Deborah Arrindell, vice president of health policy, American Sexual Health Association
“It’s one of those cases where women vote with their libidos,” said Deborah Arrindell, vice president of health policy for the American Sexual Health Association. “A woman who’s not had a healthy sexual relationship with her partner might be willing to be a little sleepy to address that.”
Many of Sprout’s supporters say they were unaware there was an issue with loss of sex drive for women until they were introduced to women struggling with the problem.
“It’s a real condition,” said Sally Greenberg, executive director of the National Consumers League in Washington. “We were hearing stories of women who were going to commit suicide, women telling their husbands to have affairs.”
In op-ed pieces, letters to Congress and on social media, Sprout has become a litmus test on gender politics, a symbol of a pill-popping society, and a declaration of sexual pleasure as a basic human right. As Even the Score gained momentum, a countermovement – consisting of groups such as the National Women’s Health Network, Our Bodies Ourselves and the National Center for Health Research – coalesced to oppose the flibanserin campaign.

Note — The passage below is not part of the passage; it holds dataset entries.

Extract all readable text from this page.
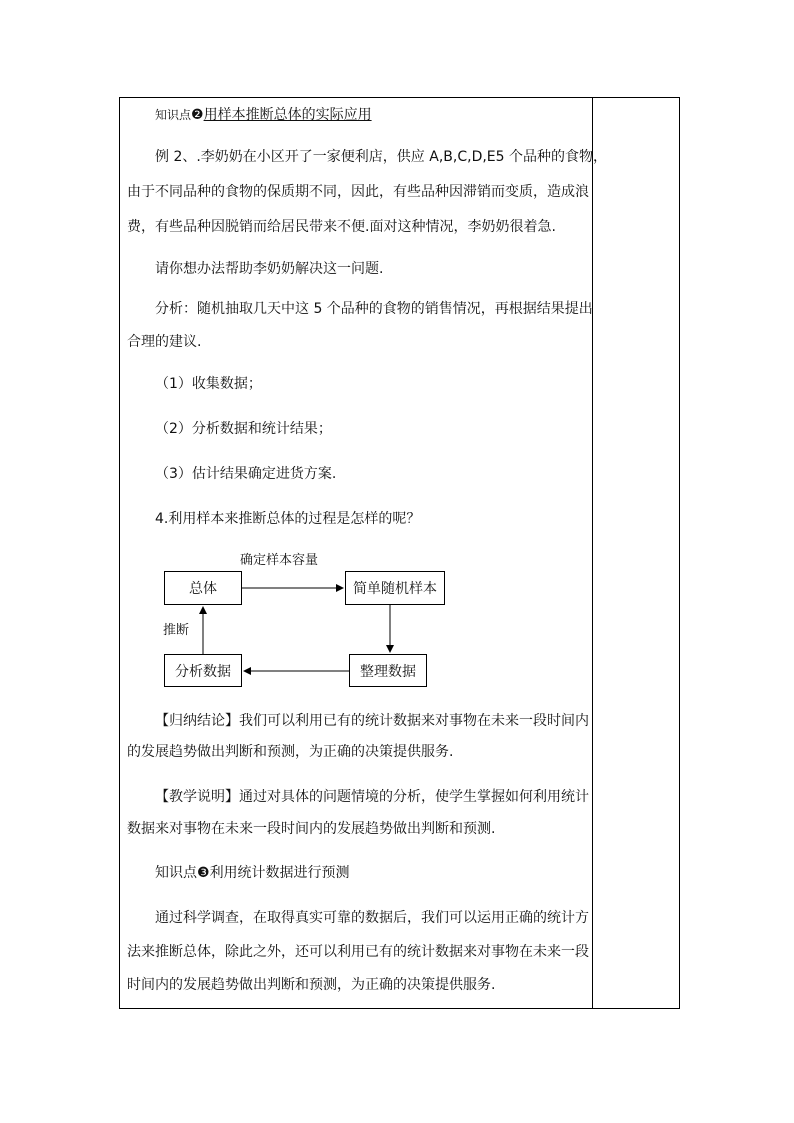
知识点❷用样本推断总体的实际应用
例 2、.李奶奶在小区开了一家便利店，供应 A,B,C,D,E5 个品种的食物，
由于不同品种的食物的保质期不同，因此，有些品种因滞销而变质，造成浪
费，有些品种因脱销而给居民带来不便.面对这种情况，李奶奶很着急.
请你想办法帮助李奶奶解决这一问题.
分析：随机抽取几天中这 5 个品种的食物的销售情况，再根据结果提出
合理的建议.
（1）收集数据；
（2）分析数据和统计结果；
（3）估计结果确定进货方案.
4.利用样本来推断总体的过程是怎样的呢？
确定样本容量
总体	简单随机样本
推断
分析数据	整理数据
【归纳结论】我们可以利用已有的统计数据来对事物在未来一段时间内
的发展趋势做出判断和预测，为正确的决策提供服务.
【教学说明】通过对具体的问题情境的分析，使学生掌握如何利用统计
数据来对事物在未来一段时间内的发展趋势做出判断和预测.
知识点❸利用统计数据进行预测
通过科学调查，在取得真实可靠的数据后，我们可以运用正确的统计方
法来推断总体，除此之外，还可以利用已有的统计数据来对事物在未来一段
时间内的发展趋势做出判断和预测，为正确的决策提供服务.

“We made it clear all along that we were not impressed with the data,” said Diana Zuckerman, president for the National Center for Health Research. “The last thing I want to see is the FDA getting politically pummeled for making a scientifically appropriate decision and then reversing themselves.”
The FDA advisory panel approved Sprout’s drug 18-6 on the condition that Sprout include risk mitigation measures – such as warnings and restrictions – to prevent misuse of the drug. “These members also noted the marginal efficacy and significant safety concerns but took into account the unmet medical need,” according to the session minutes.
If the FDA overrules its advisory panel and rejects flibanserin again, Sprout plans to focus on getting Addyi approved in Canada and Europe, Whitehead said.
Having tasted success, Even the Score would likely continue its campaign at the FDA. Greenberg said not approving it is unwise health care policy because it inadvertently promotes under-the-counter remedies that have not been tested for safety or effectiveness.
“We want women to have the same kinds of options men have,” she said.
Addyi at a glance
▪ Unlike Viagra, which increases blood flow for men, Addyi influences brain chemistry.
▪ It has to be taken every day and could take several weeks to become effective.
▪ It’s not a miracle drug. Clinical trials showed a modest – though statistically significant – change in sexual desire.
▪ There are safety concerns. Among the side effects are fainting, nausea and low blood pressure. Expect it to come with a host of safety warnings.